Abstract

This editorial considers the role of action in the development of performance art, from the late 1970s until today. It is based on the original call for articles for this Special Issue on ‘Performance Art in China: Bodies in Action’ that called for papers on a diverse range of topics. Topics that relate to Chinese terms and conditions for performance art and topics that cover a broad range of histories and conditions related to the art historical development of performance art in China, from the late 1970s until the present day. The editorial raises the important role performance art has played in the history of contemporary art in China. It extends this position to an argument for understanding the important role of performance art in the development of contemporary art worldwide, including in Asia.
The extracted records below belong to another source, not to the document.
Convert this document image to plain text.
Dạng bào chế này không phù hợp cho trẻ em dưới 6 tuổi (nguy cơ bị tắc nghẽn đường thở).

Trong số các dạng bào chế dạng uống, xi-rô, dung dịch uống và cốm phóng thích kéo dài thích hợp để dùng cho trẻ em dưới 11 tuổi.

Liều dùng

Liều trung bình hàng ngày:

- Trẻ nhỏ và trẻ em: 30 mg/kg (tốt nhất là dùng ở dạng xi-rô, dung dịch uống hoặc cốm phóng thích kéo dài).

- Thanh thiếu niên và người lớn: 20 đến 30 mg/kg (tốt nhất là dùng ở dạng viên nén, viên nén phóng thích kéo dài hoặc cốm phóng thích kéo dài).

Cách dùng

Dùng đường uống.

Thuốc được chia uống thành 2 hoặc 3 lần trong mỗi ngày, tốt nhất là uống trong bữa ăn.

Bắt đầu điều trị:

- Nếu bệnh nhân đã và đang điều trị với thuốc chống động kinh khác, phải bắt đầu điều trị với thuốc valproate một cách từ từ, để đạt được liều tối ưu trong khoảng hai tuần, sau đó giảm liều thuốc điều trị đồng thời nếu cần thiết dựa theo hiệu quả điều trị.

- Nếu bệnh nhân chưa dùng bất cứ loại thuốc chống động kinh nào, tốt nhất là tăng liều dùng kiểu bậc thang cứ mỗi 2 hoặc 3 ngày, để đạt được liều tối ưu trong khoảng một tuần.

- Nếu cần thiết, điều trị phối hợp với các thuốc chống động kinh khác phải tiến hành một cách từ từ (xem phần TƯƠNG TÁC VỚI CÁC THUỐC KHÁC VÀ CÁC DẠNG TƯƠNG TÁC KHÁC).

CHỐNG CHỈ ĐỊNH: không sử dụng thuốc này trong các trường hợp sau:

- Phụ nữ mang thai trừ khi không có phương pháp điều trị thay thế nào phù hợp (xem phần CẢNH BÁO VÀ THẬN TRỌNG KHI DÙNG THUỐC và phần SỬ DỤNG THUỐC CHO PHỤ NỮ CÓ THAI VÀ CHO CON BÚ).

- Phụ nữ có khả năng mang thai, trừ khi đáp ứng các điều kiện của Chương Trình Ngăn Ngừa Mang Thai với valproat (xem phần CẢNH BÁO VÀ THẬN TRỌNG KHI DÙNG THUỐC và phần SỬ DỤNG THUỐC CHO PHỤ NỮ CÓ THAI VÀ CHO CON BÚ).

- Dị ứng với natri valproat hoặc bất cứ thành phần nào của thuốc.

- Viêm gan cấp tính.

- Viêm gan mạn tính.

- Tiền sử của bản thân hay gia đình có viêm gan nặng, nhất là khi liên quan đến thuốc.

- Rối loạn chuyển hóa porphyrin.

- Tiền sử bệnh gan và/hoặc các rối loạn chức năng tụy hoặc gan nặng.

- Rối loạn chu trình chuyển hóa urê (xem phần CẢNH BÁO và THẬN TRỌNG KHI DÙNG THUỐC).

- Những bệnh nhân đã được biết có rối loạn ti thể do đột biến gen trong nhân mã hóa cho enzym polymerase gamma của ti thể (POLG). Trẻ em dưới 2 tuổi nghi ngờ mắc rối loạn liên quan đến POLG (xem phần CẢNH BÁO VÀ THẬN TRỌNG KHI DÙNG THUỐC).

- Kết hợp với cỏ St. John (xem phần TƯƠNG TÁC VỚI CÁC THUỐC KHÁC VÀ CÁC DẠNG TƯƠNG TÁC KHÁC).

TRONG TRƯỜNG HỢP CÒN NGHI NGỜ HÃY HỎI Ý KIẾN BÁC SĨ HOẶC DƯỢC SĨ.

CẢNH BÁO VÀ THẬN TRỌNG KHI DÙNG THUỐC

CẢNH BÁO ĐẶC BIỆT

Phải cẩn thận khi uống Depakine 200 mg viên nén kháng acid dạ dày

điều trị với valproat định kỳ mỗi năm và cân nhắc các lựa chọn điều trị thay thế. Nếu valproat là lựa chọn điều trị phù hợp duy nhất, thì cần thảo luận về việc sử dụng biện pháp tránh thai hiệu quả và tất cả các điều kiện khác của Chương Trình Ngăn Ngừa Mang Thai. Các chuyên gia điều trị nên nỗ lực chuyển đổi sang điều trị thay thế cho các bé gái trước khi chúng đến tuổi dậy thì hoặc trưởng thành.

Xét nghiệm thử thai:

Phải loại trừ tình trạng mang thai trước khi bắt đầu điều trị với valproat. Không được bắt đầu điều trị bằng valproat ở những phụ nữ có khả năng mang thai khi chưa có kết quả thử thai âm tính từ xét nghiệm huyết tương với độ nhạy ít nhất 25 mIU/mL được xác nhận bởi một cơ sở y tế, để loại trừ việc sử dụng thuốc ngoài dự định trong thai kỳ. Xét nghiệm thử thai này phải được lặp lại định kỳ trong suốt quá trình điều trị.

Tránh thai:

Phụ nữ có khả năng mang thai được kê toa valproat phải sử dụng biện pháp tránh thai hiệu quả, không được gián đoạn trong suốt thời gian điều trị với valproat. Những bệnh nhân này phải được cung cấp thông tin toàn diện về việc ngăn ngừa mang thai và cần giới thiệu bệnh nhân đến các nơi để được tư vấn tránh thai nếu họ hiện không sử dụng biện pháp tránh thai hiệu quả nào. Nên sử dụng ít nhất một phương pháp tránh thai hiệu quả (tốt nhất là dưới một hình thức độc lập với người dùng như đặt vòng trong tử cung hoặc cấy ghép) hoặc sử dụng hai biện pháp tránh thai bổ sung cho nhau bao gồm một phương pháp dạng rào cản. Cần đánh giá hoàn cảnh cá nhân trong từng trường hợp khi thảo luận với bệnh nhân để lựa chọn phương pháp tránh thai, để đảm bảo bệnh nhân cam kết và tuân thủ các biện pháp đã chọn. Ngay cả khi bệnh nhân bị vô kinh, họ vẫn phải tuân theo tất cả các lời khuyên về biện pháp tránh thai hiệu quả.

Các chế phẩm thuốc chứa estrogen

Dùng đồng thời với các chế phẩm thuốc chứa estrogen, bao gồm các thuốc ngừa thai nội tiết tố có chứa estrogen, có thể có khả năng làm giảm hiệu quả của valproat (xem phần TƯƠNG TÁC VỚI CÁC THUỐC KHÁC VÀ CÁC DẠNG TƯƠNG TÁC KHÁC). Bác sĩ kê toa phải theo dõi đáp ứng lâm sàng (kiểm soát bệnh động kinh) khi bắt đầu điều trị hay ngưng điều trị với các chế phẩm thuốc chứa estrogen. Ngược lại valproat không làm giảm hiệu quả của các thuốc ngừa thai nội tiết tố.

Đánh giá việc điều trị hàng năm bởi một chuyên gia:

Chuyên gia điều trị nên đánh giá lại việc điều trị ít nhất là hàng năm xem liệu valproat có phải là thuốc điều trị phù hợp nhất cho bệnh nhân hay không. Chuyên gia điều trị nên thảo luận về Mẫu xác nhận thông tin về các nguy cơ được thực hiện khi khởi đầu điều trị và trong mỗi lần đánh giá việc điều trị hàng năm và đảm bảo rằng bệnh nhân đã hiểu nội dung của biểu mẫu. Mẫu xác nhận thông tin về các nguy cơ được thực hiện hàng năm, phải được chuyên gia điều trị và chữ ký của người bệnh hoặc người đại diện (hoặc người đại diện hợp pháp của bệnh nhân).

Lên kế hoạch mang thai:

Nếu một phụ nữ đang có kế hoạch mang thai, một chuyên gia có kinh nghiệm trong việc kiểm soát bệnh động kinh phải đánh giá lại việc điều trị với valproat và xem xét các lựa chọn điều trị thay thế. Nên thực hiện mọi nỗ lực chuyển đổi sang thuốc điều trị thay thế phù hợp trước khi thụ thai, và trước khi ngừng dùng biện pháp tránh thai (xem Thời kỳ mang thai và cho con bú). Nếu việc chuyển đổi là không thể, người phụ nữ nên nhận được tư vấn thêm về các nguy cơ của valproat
It does this by considering the art historical study of practices of performance art – and their relation to art, action, space and time – pointing at how each of these performances is considered a prepared action (happening or performance) by the artist, involves the preparation of materials, and invokes temporal and durational experiences, including in performance remediations. The editorial sees the social context of performance art as apparent. Yet, it also raises the important conditioning of performance art as a medium, a medium that can be trained as well. And, as a medium, linked to other mediums and media. The editorial raises concern with past and present urgings that consider performance art a restricted field and instead raise broad conditions of performativity and performative art, positioning the study of performance art as study of art conditioned by action and by the (urgent) condition to perform. In China, as well as elsewhere in Asia, the condition to perform is often urgent and unavoidable, including in the way performance art (art to perform) concerns artists working through conditions of art in relation to social reality. The articles in this Special Double Issue feature a range of examples of such conditions, which are introduced in this editorial, to strengthen the knowledge that performance art is an important field in the study of Chinese contemporary art and countering some of the ongoing criticism and censoring of performance art in China.